100 years ago, Eric Liddell competed in the 1924 Olympics, also in Paris. Refusing to run in his preferred 100 metre race because the heats were held on a Sunday, Liddell ran instead in the 400 metres, taking gold by a margin of 6 metres and setting a new world record. Soon after the Olympics had finished, Liddell left for China, where he worked as a missionary. He stayed in China even when it became dangerous to do so after the Japanese invasion, dying there following internment at the age of 43. Liddell has recently been given a posthumous honorary degree by Edinburgh University. The chair of sport at the university said ‘what Eric Liddell represents is the best of all of us and the promise and invitation of what we could do to help others’.

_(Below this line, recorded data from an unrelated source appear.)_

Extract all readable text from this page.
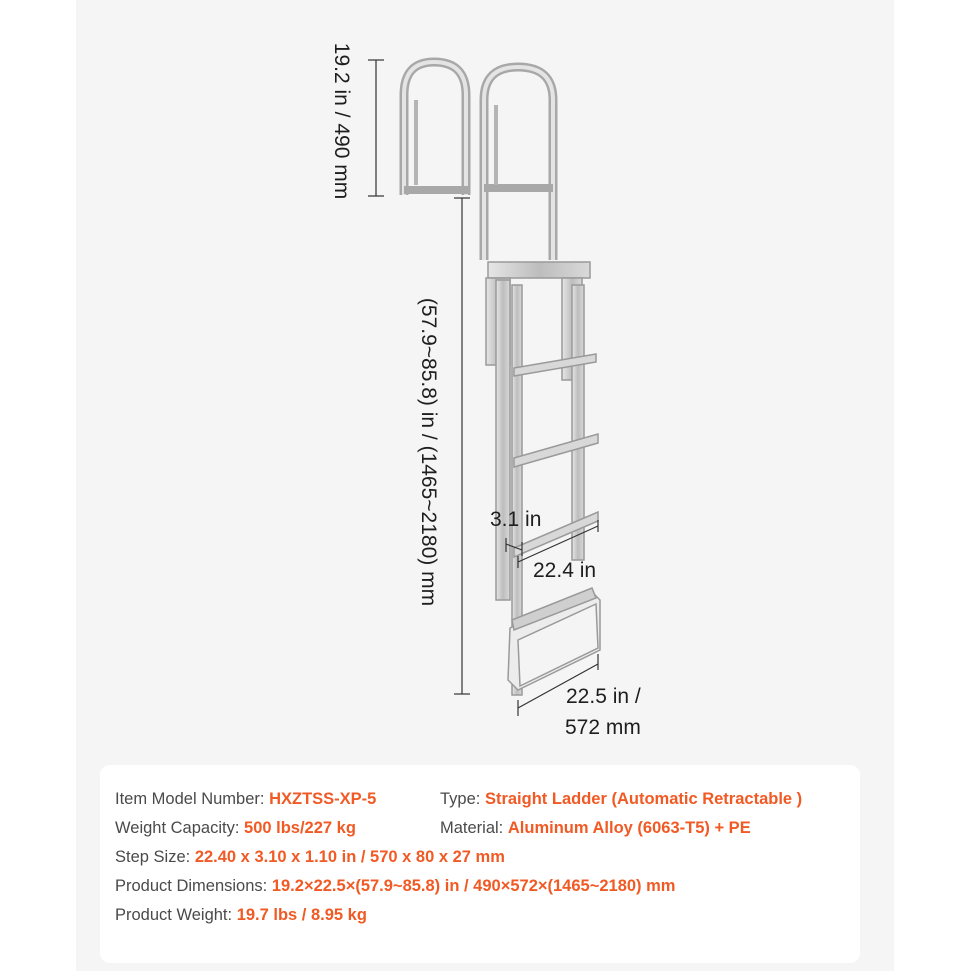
19.2 in / 490 mm
(57.9~85.8) in / (1465~2180) mm 3.1 in
22.4 in
22.5 in /
572 mm
Item Model Number: HXZTSS-XP-5	Type: Straight Ladder (Automatic Retractable )
Weight Capacity: 500 lbs/227 kg	Material: Aluminum Alloy (6063-T5) + PE
Step Size: 22.40 x 3.10 x 1.10 in / 570 x 80 x 27 mm
Product Dimensions: 19.2×22.5×(57.9~85.8) in / 490×572×(1465~2180) mm
Product Weight: 19.7 lbs / 8.95 kg
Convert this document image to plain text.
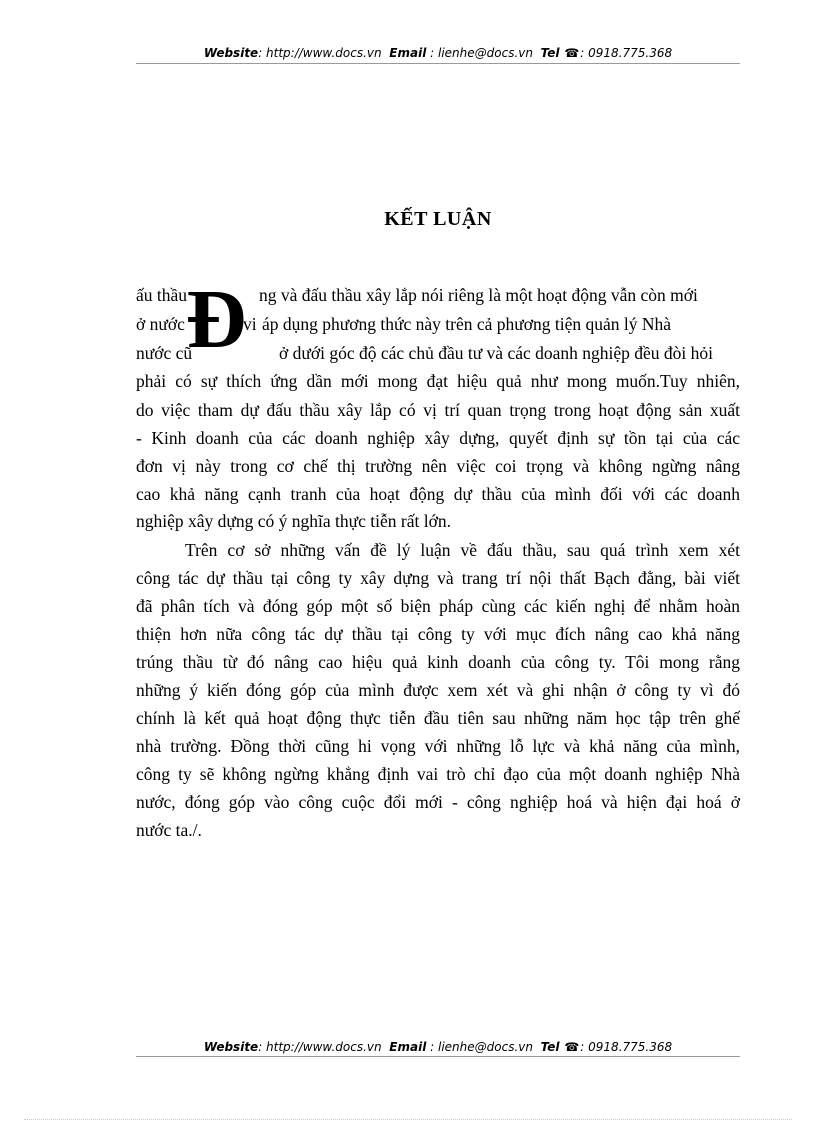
Website: http://www.docs.vn Email : lienhe@docs.vn Tel ☎: 0918.775.368
KẾT LUẬN
Đ
ấu thầu	ng và đấu thầu xây lắp nói riêng là một hoạt động vẫn còn mới
ở nước	vi áp dụng phương thức này trên cả phương tiện quản lý Nhà
nước cũ	ở dưới góc độ các chủ đầu tư và các doanh nghiệp đều đòi hỏi
phải có sự thích ứng dần mới mong đạt hiệu quả như mong muốn.Tuy nhiên,
do việc tham dự đấu thầu xây lắp có vị trí quan trọng trong hoạt động sản xuất
- Kinh doanh của các doanh nghiệp xây dựng, quyết định sự tồn tại của các
đơn vị này trong cơ chế thị trường nên việc coi trọng và không ngừng nâng
cao khả năng cạnh tranh của hoạt động dự thầu của mình đối với các doanh
nghiệp xây dựng có ý nghĩa thực tiễn rất lớn.
Trên cơ sở những vấn đề lý luận về đấu thầu, sau quá trình xem xét
công tác dự thầu tại công ty xây dựng và trang trí nội thất Bạch đằng, bài viết
đã phân tích và đóng góp một số biện pháp cùng các kiến nghị để nhằm hoàn
thiện hơn nữa công tác dự thầu tại công ty với mục đích nâng cao khả năng
trúng thầu từ đó nâng cao hiệu quả kinh doanh của công ty. Tôi mong rằng
những ý kiến đóng góp của mình được xem xét và ghi nhận ở công ty vì đó
chính là kết quả hoạt động thực tiễn đầu tiên sau những năm học tập trên ghế
nhà trường. Đồng thời cũng hi vọng với những lỗ lực và khả năng của mình,
công ty sẽ không ngừng khẳng định vai trò chỉ đạo của một doanh nghiệp Nhà
nước, đóng góp vào công cuộc đổi mới - công nghiệp hoá và hiện đại hoá ở
nước ta./.
Website: http://www.docs.vn Email : lienhe@docs.vn Tel ☎: 0918.775.368
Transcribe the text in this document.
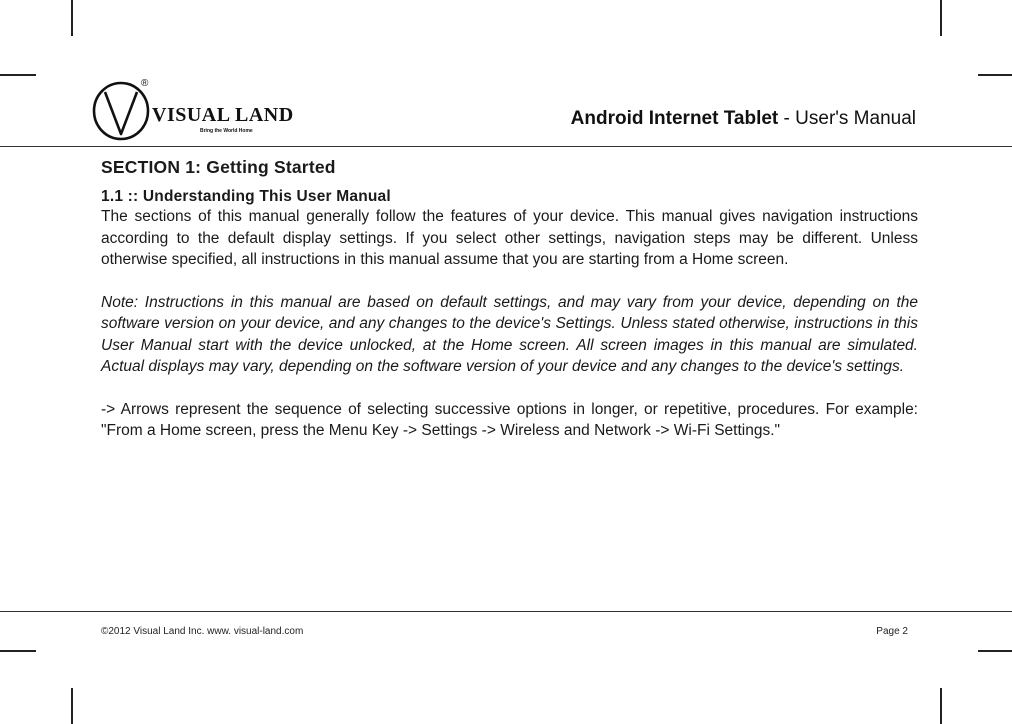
®
VISUAL LAND
Bring the World Home
Android Internet Tablet - User's Manual
SECTION 1: Getting Started
1.1 :: Understanding This User Manual

The sections of this manual generally follow the features of your device. This manual gives navigation instructions according to the default display settings. If you select other settings, navigation steps may be different. Unless otherwise specified, all instructions in this manual assume that you are starting from a Home screen.

Note: Instructions in this manual are based on default settings, and may vary from your device, depending on the software version on your device, and any changes to the device's Settings. Unless stated otherwise, instructions in this User Manual start with the device unlocked, at the Home screen. All screen images in this manual are simulated. Actual displays may vary, depending on the software version of your device and any changes to the device's settings.

-> Arrows represent the sequence of selecting successive options in longer, or repetitive, procedures. For example: "From a Home screen, press the Menu Key -> Settings -> Wireless and Network -> Wi-Fi Settings."

©2012 Visual Land Inc. www. visual-land.com	Page 2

‘Faster, higher, stronger – together’, runs the Olympic motto. I like the recent addition of ‘together’. Very few of us have been or will be Olympic athletes. But all of us can aspire to be the best version of ourselves. And we can work together to bring out the best in others. I hope and pray that this summer will be a period of rest and refreshment for us all. May we be renewed and strengthened for the work of another academic year that we may seize joyfully all the opportunities that lie ahead in our families, communities, workplaces and churches.